System Modelling and Analysis
2nd Cycle Studies - Mestrado
Theory of Computation, Statistics.
Teaching is organised as two complementary components, theory and practice.. Lectures (T) are mainly of an expository nature, but are also used to answer questions of general interest to the class. Practical (PL) sessions serve to consolidate the concepts presented in the lectures through modelling and analysis exercises, both on paper and on the computer, using suitable modelling software. A number of (assessed) problem-solving assignments involving the modelling and analysis of simplified, but realistic, systems.

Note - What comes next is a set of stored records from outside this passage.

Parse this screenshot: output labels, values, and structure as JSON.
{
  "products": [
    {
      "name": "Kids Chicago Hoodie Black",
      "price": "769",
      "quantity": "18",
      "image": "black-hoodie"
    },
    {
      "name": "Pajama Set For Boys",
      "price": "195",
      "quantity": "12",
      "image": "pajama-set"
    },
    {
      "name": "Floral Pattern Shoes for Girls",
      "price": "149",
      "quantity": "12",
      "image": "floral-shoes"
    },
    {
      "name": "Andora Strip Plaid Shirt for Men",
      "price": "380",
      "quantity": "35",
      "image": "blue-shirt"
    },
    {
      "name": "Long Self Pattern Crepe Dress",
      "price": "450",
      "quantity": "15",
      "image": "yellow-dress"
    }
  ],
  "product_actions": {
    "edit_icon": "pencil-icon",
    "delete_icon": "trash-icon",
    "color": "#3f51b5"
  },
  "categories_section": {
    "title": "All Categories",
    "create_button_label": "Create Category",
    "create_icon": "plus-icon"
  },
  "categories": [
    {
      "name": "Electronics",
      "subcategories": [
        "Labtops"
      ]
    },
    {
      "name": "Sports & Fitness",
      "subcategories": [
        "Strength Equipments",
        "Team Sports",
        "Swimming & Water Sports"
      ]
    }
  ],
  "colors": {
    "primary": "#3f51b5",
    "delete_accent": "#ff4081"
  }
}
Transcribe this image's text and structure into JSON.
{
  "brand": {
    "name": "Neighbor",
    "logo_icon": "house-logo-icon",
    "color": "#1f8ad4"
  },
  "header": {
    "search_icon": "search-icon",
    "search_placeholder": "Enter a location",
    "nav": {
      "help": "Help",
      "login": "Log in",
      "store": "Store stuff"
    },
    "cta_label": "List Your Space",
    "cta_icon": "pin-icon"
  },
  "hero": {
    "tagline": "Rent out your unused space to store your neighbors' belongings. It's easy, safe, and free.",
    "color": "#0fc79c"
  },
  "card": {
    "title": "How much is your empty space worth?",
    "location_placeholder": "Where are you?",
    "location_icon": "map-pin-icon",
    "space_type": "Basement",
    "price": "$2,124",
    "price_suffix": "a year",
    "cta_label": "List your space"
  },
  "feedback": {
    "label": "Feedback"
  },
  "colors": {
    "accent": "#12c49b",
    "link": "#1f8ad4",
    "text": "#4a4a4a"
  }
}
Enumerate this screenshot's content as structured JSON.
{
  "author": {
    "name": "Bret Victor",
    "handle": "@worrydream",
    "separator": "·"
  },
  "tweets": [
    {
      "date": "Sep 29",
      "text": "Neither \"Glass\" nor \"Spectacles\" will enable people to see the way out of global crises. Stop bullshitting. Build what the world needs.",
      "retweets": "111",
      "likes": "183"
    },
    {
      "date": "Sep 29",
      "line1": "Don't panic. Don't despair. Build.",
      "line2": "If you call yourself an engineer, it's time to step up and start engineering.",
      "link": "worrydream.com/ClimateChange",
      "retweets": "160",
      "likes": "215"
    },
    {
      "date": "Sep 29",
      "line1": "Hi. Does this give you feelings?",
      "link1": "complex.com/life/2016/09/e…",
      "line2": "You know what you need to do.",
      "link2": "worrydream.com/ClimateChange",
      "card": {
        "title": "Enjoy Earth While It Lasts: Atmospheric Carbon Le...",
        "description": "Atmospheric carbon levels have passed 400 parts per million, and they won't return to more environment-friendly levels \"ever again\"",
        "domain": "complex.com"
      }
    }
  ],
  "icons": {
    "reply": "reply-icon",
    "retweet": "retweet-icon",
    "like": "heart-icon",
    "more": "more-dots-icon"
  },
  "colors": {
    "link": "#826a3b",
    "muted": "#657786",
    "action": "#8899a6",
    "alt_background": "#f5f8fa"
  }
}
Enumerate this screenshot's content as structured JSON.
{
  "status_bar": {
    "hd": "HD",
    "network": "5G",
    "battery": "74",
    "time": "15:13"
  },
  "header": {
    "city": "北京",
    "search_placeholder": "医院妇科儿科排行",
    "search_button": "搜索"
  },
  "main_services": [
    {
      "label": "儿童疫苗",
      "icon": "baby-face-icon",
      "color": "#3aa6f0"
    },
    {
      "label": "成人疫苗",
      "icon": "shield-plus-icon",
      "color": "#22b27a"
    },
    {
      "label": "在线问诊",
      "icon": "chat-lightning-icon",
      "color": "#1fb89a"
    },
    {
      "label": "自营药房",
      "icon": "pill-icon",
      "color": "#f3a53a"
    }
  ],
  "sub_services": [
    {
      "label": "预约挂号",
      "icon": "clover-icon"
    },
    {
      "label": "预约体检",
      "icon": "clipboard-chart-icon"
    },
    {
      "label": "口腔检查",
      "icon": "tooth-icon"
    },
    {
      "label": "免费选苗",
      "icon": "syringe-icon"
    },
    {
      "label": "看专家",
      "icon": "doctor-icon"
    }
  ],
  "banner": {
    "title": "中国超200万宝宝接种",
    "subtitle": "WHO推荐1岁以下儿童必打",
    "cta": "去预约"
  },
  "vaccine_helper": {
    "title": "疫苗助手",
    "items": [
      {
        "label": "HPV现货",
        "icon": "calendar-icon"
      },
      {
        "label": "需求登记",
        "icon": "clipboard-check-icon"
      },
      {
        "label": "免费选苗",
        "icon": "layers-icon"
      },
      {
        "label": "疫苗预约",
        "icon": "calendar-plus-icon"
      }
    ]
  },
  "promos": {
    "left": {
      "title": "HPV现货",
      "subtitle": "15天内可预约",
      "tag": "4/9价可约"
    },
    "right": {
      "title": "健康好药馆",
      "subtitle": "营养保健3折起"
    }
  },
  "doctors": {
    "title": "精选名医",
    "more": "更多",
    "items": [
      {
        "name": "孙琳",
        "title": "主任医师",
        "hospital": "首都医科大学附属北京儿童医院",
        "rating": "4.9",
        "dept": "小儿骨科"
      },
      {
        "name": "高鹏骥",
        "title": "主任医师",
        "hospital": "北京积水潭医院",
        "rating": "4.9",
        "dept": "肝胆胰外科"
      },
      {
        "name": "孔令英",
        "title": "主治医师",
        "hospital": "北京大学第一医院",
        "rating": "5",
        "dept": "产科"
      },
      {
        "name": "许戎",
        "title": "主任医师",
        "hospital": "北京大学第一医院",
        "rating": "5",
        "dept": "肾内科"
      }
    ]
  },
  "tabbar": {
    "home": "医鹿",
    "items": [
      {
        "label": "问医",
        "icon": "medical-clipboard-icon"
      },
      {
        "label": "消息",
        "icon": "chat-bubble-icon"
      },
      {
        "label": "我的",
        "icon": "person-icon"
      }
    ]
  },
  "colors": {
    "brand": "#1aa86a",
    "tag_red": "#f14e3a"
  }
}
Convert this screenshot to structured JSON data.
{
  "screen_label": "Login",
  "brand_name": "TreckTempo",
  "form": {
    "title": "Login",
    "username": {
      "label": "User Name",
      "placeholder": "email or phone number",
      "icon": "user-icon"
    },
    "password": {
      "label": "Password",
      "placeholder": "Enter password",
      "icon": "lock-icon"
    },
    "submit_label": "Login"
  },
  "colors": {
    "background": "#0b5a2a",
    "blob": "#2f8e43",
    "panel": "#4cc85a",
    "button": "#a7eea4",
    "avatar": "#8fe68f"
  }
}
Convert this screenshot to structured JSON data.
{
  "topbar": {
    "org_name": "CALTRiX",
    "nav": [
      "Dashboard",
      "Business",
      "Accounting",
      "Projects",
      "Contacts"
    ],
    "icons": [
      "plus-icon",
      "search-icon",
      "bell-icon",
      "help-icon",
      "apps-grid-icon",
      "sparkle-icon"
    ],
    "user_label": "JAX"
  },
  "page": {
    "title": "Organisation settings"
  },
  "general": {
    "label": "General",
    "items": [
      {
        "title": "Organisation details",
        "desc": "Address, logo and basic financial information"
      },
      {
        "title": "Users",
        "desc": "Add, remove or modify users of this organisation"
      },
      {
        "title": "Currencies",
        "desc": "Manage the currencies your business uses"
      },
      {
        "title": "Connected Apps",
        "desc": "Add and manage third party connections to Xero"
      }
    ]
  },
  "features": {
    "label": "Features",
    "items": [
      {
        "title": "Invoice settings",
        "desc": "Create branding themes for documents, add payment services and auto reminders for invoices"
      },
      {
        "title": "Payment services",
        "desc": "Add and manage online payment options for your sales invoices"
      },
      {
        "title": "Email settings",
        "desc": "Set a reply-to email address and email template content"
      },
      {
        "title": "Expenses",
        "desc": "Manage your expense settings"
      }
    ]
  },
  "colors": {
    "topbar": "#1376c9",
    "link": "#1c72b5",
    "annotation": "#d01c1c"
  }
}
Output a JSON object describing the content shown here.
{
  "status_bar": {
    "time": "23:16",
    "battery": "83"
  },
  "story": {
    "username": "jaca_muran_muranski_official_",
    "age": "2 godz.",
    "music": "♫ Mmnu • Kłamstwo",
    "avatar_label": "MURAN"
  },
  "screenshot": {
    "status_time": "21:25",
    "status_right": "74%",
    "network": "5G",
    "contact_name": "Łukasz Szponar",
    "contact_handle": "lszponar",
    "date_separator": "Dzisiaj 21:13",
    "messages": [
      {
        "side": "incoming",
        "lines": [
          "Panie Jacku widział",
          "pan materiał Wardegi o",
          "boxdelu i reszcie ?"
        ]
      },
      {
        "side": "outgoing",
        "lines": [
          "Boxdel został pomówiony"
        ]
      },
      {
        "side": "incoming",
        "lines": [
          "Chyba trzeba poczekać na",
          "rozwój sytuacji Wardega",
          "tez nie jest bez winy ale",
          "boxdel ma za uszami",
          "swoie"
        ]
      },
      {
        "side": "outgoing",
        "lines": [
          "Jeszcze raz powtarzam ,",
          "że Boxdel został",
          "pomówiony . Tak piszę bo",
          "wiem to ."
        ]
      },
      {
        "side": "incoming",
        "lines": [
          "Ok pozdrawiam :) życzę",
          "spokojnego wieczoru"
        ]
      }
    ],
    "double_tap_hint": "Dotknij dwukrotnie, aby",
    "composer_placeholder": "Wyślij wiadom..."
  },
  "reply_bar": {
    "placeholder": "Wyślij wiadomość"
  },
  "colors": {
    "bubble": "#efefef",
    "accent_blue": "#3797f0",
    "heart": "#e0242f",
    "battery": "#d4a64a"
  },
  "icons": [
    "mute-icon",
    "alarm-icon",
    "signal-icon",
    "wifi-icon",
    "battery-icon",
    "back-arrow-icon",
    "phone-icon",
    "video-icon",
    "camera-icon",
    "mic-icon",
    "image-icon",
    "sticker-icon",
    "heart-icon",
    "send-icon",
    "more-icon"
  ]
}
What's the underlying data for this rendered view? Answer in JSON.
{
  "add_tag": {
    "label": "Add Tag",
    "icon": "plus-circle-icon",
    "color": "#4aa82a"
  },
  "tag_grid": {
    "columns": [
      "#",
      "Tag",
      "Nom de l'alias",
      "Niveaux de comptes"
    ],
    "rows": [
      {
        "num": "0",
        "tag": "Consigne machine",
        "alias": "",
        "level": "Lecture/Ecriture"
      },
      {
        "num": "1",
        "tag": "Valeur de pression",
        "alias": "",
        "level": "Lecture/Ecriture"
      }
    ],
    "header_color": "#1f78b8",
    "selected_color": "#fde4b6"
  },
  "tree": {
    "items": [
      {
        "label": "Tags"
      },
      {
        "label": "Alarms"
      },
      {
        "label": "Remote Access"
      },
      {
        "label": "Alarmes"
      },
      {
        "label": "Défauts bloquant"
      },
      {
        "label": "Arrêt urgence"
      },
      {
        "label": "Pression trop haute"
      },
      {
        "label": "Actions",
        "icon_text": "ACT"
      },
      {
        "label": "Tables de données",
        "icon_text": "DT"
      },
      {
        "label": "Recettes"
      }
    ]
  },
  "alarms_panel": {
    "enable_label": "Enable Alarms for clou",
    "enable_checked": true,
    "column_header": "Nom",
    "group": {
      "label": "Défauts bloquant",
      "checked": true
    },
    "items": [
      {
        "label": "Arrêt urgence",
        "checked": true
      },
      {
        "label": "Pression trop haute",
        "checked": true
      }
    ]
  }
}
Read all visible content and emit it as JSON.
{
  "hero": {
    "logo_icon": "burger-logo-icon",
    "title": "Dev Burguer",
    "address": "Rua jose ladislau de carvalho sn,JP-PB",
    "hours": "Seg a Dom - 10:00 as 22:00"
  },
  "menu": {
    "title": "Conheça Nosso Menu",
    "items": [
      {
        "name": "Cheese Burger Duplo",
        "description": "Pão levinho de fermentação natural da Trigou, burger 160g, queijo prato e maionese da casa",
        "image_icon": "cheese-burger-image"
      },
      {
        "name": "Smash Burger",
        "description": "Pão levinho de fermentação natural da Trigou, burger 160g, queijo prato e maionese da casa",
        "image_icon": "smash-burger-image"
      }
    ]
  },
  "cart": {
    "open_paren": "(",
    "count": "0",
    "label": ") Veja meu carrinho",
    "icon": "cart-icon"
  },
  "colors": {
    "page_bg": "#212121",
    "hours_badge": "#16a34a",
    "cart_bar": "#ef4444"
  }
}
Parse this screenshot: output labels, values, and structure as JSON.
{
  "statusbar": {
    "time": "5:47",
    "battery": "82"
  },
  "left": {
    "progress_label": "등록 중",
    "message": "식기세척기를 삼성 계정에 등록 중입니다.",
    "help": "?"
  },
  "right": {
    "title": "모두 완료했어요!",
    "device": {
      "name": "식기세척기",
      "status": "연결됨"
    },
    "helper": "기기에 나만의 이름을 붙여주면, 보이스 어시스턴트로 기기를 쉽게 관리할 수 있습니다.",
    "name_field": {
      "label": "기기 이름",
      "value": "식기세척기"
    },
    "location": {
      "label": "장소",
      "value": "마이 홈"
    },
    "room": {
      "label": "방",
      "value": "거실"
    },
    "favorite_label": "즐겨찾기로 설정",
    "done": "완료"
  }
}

Real-world problem solving is increasingly based on mathematical abstractions which, through suitable manipulation, lead to results which can be translated back to the real world. This course unit focuses on models for system analysis, with emphasis on optimisation models and discrete event systems, and with application to the four main areas of the programme. Students should become able to:
1) formulate optimisation problems, placing them into appropriate categories based on their characteristics, and formalising them so as to allow them to be solved by the most appropriate methods.
2) model and analyse simple traffic, manufacturing, computer (hardware and software) and communication systems as discrete event systems.
In addition, students should develop skills in analysis and synthesis, problem solving, critical reasoning and self-learning, as well as the ability to apply the theoretical knowledge acquired to concrete practical settings.
Part I – Optimisation Models
1. Non-linear programming: concepts and general results for the unconstrained and constrained cases.
2. Linear programming: formalisation; duality; applications.
3. Integer linear programming: unimodularity; cut planes; applications.
4. Dynamic programming: concepts; Bellman's principle of optimality; applications.
Part II – Discrete Event Systems (DES)
5. Systems and models: concepts; types of systems; DES and application examples.
6. Finite-state automata: Language models of DES; analysis of DES based on finite-state automata.
7. Petri nets: definition; comparison with automata; analysis of Petri nets.
8. Timed and hybrid models: timed automata and timed Petri nets; dioid algebras; hybrid models.
9. Stochastic timed automata.
10. Markov chains: discrete-time and continuous-time Markov chains.
11. Introduction to queueing theory.
Resolution Problems: 30.0%
George L. Nemhauser and Laurence A. Wolsey, Integer and Combinatorial Optimization, Wiley, 1999 .
Christos H. Papadimitriou and Kenneth Steiglitz, Combinatorial Optimization: Algorithms and Complexity, Dover Publications, 1998.
Mordecai Avriel, Nonlinear Programming: Analysis and Methods, Dover Publications, 2003.
Christos G. Cassandras and Stéphane Lafortune, Introduction to Discrete Event Systems, Springer, 2007.
Branislav Hrúz and MengChu Zhou, Modeling and Control of Discrete-event Dynamic Systems: with Petri Nets and Other Tools, Springer, 2007.